Schmerz-Radio auf 104,6
Er stellt die Frequenz des Schmerz-Radios auf 104,6. Die Emotionslautstärke etwas höher als gestern, er fühlt sich bereit. Die Melancholie breitet sich langsam aus, süßer Schmerz, umarme mich.
Die Ein-Zimmer-Wohnung im Quadranten E67 ist nur fahl beleuchtet. Layard ist es wichtig, dass seine am Fenster montierte Solaranlage mit Batterie im Zweifel, bei Stromausfall, reicht, den Kühlschrank weiter zu betreiben, die Funkverbindung zum E67-Netz zu halten und eine fahles LED-Notbeleuchtung bereitzustellen. Damit kann er, wenn es mal sein müsste – aber so lange hat es noch nie gedauert – 48 Stunden durchhalten.
Bittersüßer Schmerz. Früher hatte Layard wenige Gefühle gehabt. Wahrscheinlich waren es meistens Gedanken gewesen – und dann überwiegend negative. Das Gefühl, das er noch am besten kannte, am klarsten trennen konnte von dem Klumpen seines Inneren, war Angst.

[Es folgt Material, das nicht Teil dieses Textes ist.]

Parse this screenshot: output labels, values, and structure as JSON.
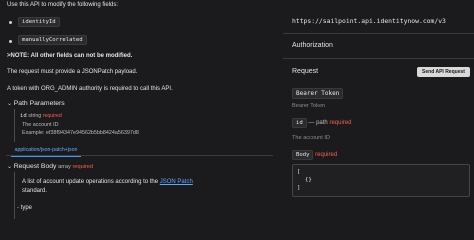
{
  "left": {
    "intro": "Use this API to modify the following fields:",
    "fields": [
      "identityId",
      "manuallyCorrelated"
    ],
    "note": ">NOTE: All other fields can not be modified.",
    "jsonpatch_note": "The request must provide a JSONPatch payload.",
    "token_note": "A token with ORG_ADMIN authority is required to call this API.",
    "path_params": {
      "title": "Path Parameters",
      "param_name": "id",
      "param_type": "string",
      "param_required": "required",
      "param_desc": "The account ID",
      "param_example": "Example: ef38f94347e94562b5bb8424a56397d8"
    },
    "content_tab": "application/json-patch+json",
    "request_body": {
      "title": "Request Body",
      "type": "array",
      "required": "required",
      "desc_prefix": "A list of account update operations according to the",
      "desc_link": "JSON Patch",
      "desc_suffix": "standard.",
      "item": "type"
    }
  },
  "right": {
    "base_url": "https://sailpoint.api.identitynow.com/v3",
    "authorization_title": "Authorization",
    "request_title": "Request",
    "send_button": "Send API Request",
    "bearer_token_label": "Bearer Token",
    "bearer_token_placeholder": "Bearer Token",
    "id_label": "id",
    "id_path": "— path",
    "id_required": "required",
    "id_placeholder": "The account ID",
    "body_label": "Body",
    "body_required": "required",
    "body_lines": [
      "[",
      "{}",
      "]"
    ]
  }
}
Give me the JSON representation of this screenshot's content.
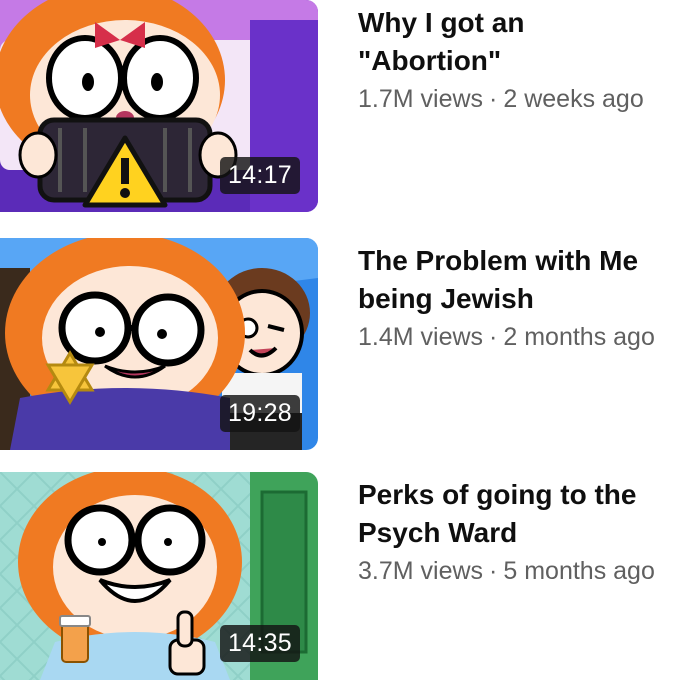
{
  "videos": [
    {
      "title_lines": [
        "Why I got an",
        "\"Abortion\""
      ],
      "views": "1.7M views",
      "age": "2 weeks ago",
      "duration": "14:17",
      "thumbnail_icon": "warning-icon",
      "accent": "#7b3fd0"
    },
    {
      "title_lines": [
        "The Problem with Me",
        "being Jewish"
      ],
      "views": "1.4M views",
      "age": "2 months ago",
      "duration": "19:28",
      "thumbnail_icon": "star-of-david-icon",
      "accent": "#2f86e8"
    },
    {
      "title_lines": [
        "Perks of going to the",
        "Psych Ward"
      ],
      "views": "3.7M views",
      "age": "5 months ago",
      "duration": "14:35",
      "thumbnail_icon": "thumbs-up-icon",
      "accent": "#7fd3c9"
    }
  ],
  "separator": "·"
}
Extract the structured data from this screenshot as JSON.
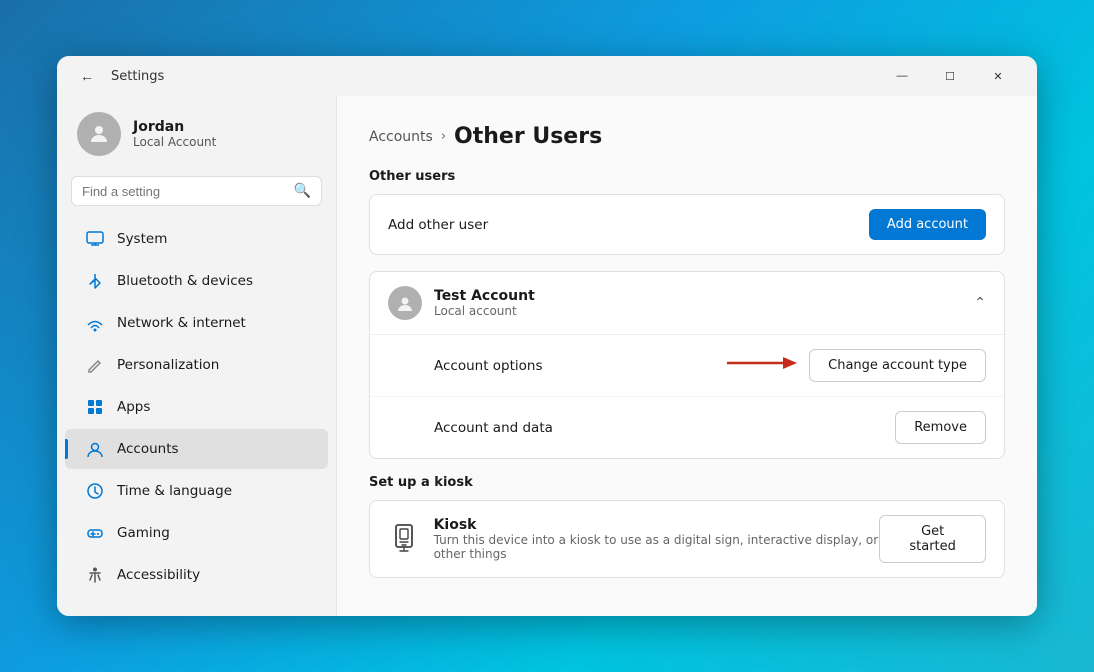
{
  "window": {
    "title": "Settings",
    "controls": {
      "minimize": "—",
      "maximize": "☐",
      "close": "✕"
    }
  },
  "sidebar": {
    "user": {
      "name": "Jordan",
      "type": "Local Account"
    },
    "search": {
      "placeholder": "Find a setting"
    },
    "nav": [
      {
        "id": "system",
        "label": "System",
        "icon": "💻",
        "iconClass": "icon-system"
      },
      {
        "id": "bluetooth",
        "label": "Bluetooth & devices",
        "icon": "⬤",
        "iconClass": "icon-bluetooth"
      },
      {
        "id": "network",
        "label": "Network & internet",
        "icon": "◈",
        "iconClass": "icon-network"
      },
      {
        "id": "personalization",
        "label": "Personalization",
        "icon": "✏",
        "iconClass": "icon-personalization"
      },
      {
        "id": "apps",
        "label": "Apps",
        "icon": "▦",
        "iconClass": "icon-apps"
      },
      {
        "id": "accounts",
        "label": "Accounts",
        "icon": "👤",
        "iconClass": "icon-accounts",
        "active": true
      },
      {
        "id": "time",
        "label": "Time & language",
        "icon": "🕐",
        "iconClass": "icon-time"
      },
      {
        "id": "gaming",
        "label": "Gaming",
        "icon": "🎮",
        "iconClass": "icon-gaming"
      },
      {
        "id": "accessibility",
        "label": "Accessibility",
        "icon": "♿",
        "iconClass": "icon-accessibility"
      }
    ]
  },
  "content": {
    "breadcrumb_parent": "Accounts",
    "breadcrumb_arrow": "›",
    "breadcrumb_current": "Other Users",
    "other_users_label": "Other users",
    "add_user_row": {
      "label": "Add other user",
      "button": "Add account"
    },
    "test_account": {
      "name": "Test Account",
      "type": "Local account",
      "options": [
        {
          "label": "Account options",
          "arrow": "→",
          "button": "Change account type"
        },
        {
          "label": "Account and data",
          "button": "Remove"
        }
      ]
    },
    "kiosk_section": {
      "label": "Set up a kiosk",
      "name": "Kiosk",
      "description": "Turn this device into a kiosk to use as a digital sign, interactive display, or other things",
      "button": "Get started"
    }
  }
}
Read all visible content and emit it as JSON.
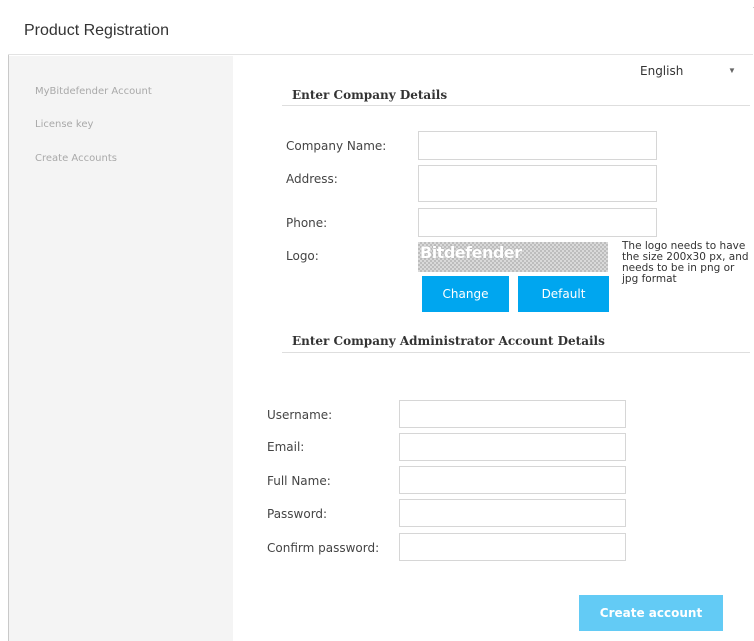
{
  "window": {
    "title": "Product Registration"
  },
  "sidebar": {
    "items": [
      {
        "label": "MyBitdefender Account"
      },
      {
        "label": "License key"
      },
      {
        "label": "Create Accounts"
      }
    ]
  },
  "language": {
    "selected": "English",
    "arrow": "▼"
  },
  "company": {
    "section_title": "Enter Company Details",
    "name_label": "Company Name:",
    "address_label": "Address:",
    "phone_label": "Phone:",
    "logo_label": "Logo:",
    "logo_text": "Bitdefender",
    "logo_note": "The logo needs to have the size 200x30 px, and needs to be in png or jpg format",
    "change_button": "Change",
    "default_button": "Default",
    "name_value": "",
    "address_value": "",
    "phone_value": ""
  },
  "admin": {
    "section_title": "Enter Company Administrator Account Details",
    "username_label": "Username:",
    "email_label": "Email:",
    "fullname_label": "Full Name:",
    "password_label": "Password:",
    "confirm_label": "Confirm password:",
    "username_value": "",
    "email_value": "",
    "fullname_value": "",
    "password_value": "",
    "confirm_value": "",
    "create_button": "Create account"
  },
  "colors": {
    "accent": "#00a6ef",
    "accent_disabled": "#63cbf5",
    "sidebar_bg": "#f4f4f4"
  }
}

Als er vor fünf Jahren das alte, längst aus der Mode gekommene Schmerz-Radio auf dem Dachboden seiner Mutter gefunden hatte, änderte sich das. Schmerz war anders. Schmerz war tief, traurige Schönheit – das Gefühl den Schmerz der anderen zu spüren war für ihn berauschender als das Excelsior, das er einmal ausprobierte. E machte Spaß, das Schmerz-Radio machte traurig, ehrfürchtig – die intensiven Gefühle der anderen war das Tor zu einem inneren Universum..
Er hat Urlaub und mehrere Abende am Stück bereits mit dem Schmerz-Radio verbracht. Die Gefühle waren vielleicht auch deshalb so intensiv, so körperlich – weil es auch viele Gefühle von Frauen waren, auf jeden Fall von anderen, die er empfang, so tief, fein schattiert, so ausdifferenziert wie er von alleine nie in der Lage gewesen war zu fühlen. Es war so echt, die wahre Essenz des Lebens – ein spirituelles Erlebnis ohne Gott. Schmerz-Radios sind ja noch legal, denkt er sich, weil sie eben nicht süchtig machen. Nur noch in dieser Welt des Schmerzes, das hält ja schließlich niemand aus, nicht täglich, nicht über mehrere Stunden.
Heute ist da wieder dieses tiefe Gefühl auf dieser Frequenz, das ihn nicht loslässt. Ein abgrundtiefer Schmerz, da er klar empfangbar ist, von ganz besonderer Reinheit. Sehr ausdifferenziert. Ob da jemand über sein verlorenes Kind trauert? Es musste eine ganz besondere Trauer sein.
Er dreht die Gefühlslautstärke auf Maximum.
Es wird schwärzer, vielleicht doch zu viel? Nein, da ist noch etwas anderes, hinter dem Schmerz. Warum fühlt sich diese Trauer so schön an? Er hatte den Verdacht schon länger: Wenn ein Gefühl besonders intensiv ist, dann trägt es immer auch Fetzen anderer Gefühle mit sich. Normalerweise kommt nicht viel mit bei Schmerz und Trauer, das Gefühl überlagert alles. Dieses Gefühl aber – er taufte es spontan Engel-Trauer auf 104,6 – transportierte etwas mit. Ehrfurcht. Trost. Weisheit über das Leben. Wer auch immer dieses Gefühl sendet, er sollte diese Person treffen, schießt es Layard durch den Kopf.